We Knew It!
Princeton Review names Erik Anderson a best professor.
Philosophy professor Erik Anderson says it certainly feels good to be recognized, in a book out this week, as one of the best professors in America. But what really made his day were the laudatory comments from his students. “Because I care about whether my students think they’re getting anything out of my classes,” Anderson says. “To get that kind of feedback is a great thing.”
Anderson is named in The Best 300 Professors, a collaboration between The Princeton Review and the online site RateMyProfessors.com. “His classes are all interactive,” the book reports. “(H)e doesn’t really like to lecture, preferring instead to guide students in engaging with one another.”
Senior Anna-Theresa Keane would concur. A philosophy major from New York state, Keane has taken four classes with Anderson, who is also her faculty advisor. She praises his ability to lead captivating discussions of philosophical theory that also manage to stay on point.
“I took his logic class, which is a famously difficult course,” Keane says. “For any kind of problem I had, I could e-mail him with questions.
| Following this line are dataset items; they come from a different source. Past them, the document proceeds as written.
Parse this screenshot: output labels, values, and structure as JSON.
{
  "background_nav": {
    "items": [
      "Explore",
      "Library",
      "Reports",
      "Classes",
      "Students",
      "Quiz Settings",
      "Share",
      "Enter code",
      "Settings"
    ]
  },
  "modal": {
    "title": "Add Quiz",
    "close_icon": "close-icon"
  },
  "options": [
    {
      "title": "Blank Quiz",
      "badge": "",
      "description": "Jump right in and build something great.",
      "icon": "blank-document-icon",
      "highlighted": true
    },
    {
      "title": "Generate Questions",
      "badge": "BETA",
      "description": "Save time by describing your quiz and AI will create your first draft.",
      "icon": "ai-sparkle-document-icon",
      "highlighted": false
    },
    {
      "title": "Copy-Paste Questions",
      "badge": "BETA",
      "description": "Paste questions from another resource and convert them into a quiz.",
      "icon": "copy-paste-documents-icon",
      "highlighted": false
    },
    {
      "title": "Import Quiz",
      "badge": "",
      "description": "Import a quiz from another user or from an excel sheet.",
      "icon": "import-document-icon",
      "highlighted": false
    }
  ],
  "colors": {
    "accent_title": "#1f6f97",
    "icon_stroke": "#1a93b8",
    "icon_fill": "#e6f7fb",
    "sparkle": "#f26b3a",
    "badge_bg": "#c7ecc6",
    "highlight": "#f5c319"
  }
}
He was always prompt with responses. He’s just very good at finding examples at locations other than philosophical texts that can help illustrate his points. He makes philosophy very approachable.”
Now in his 15th year at Drew, Anderson has been the chairman of the three-person philosophy department for the past six years. But in September he’ll step down as chairman to assume a distinguished chair for the humanities created by the National Endowment for the Humanities. Over the next four years, Anderson, with fellow Drew professors, will team-teach a series of courses, including four-course sequences in history and in comparative humanities.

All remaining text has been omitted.